Несколько солдат бросили работу и, навострив уши, подошли поближе. Послышался ропот.

– С ними была хомба, которая убила капитана Кровца. Мой брат там был. Он все видел своими глазами.

– С ними была птица, которая потом превратилась в молнию.

– С ними был еще какой-то зверь, который унес их по реке.

– Лучше вернемся домой.

– Отставить! – рявкнул генерал. Он подошел к солдатам. – Кто это сказал? Ты? Прекрасно, отправляйся домой. Иди-иди, поторапливайся. Я жду. Дорога вон там.

Кролик не шелохнулся. Генерал медленно оглядел собравшихся.

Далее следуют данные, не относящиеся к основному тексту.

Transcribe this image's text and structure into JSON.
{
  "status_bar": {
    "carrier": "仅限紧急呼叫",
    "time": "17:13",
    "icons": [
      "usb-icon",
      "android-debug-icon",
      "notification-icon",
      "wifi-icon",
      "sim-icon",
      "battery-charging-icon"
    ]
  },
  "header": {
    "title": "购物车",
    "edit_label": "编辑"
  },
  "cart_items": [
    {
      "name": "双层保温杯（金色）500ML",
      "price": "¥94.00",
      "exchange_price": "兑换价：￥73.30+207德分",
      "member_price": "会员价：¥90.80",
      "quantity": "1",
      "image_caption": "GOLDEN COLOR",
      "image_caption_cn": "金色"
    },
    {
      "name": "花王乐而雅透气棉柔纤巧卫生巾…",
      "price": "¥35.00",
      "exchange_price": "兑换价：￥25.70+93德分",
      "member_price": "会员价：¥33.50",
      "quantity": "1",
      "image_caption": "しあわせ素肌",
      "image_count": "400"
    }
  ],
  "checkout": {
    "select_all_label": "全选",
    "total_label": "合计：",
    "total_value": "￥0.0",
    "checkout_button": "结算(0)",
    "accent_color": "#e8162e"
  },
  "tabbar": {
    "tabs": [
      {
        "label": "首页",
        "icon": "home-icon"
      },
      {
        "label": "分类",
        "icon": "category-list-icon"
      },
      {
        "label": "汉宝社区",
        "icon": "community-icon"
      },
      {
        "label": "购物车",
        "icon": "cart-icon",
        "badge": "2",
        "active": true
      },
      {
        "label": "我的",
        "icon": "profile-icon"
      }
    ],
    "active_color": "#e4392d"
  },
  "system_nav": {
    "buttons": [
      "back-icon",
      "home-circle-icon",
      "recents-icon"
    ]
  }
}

– Ладно, – сказал он. – Кто хочет вернуться домой, может уходить. Дорога отличная, долгая, офицеров у вас нет, потому что все они заняты делом, и я в том числе. Капитан Вереск, капитан Крестовник, подойдите сюда. Чертополох, приведи ко мне капитана Дрему. А ты, Барвинок, отправляйся на свой пост.

Вскоре работы возобновились. Солдаты вырыли глубоченную яму (глубже, чем ожидал генерал) – кровля держалась. Но кролики уже почуяли пустоту под ногами.

– Еще одно усилие, – подбодрил их генерал. – Недолго осталось.

Подошел Дрема и доложил, что заметил трех беглецов, направившихся к северу. Один из них, кажется, все тот же хромой. Дрема хотел было отправиться в погоню. Но по приказанию генерала вернулся.

– Ерунда, – бросил Дурман. – Пусть бегут. Когда мы окажемся внизу, их будет на трех меньше. Что? Опять ты? – прорычал он навстречу появившемуся рядом Барвинку. – Что там на этот раз?

– Открытый выход, сэр… – сказал Барвинок. – Они завалили его.

– Тогда займись чем-нибудь полезным, – велел генерал. – Выдерни этот корень. Да не тот, а этот, болван.

На востоке уже занималась заря, а работы все продолжались.

* * *

Большое поле у подножия холма сжали, и в бледном свете ущербной луны, бесцветные, неподвижные, торчали оставшиеся сорняки – горец, очный цвет, алтей, крушина, анютины глазки – и лежала на темной стерне светлая, сложенная рядами, не сожженная еще солома. Ряды тянулись далеко вниз.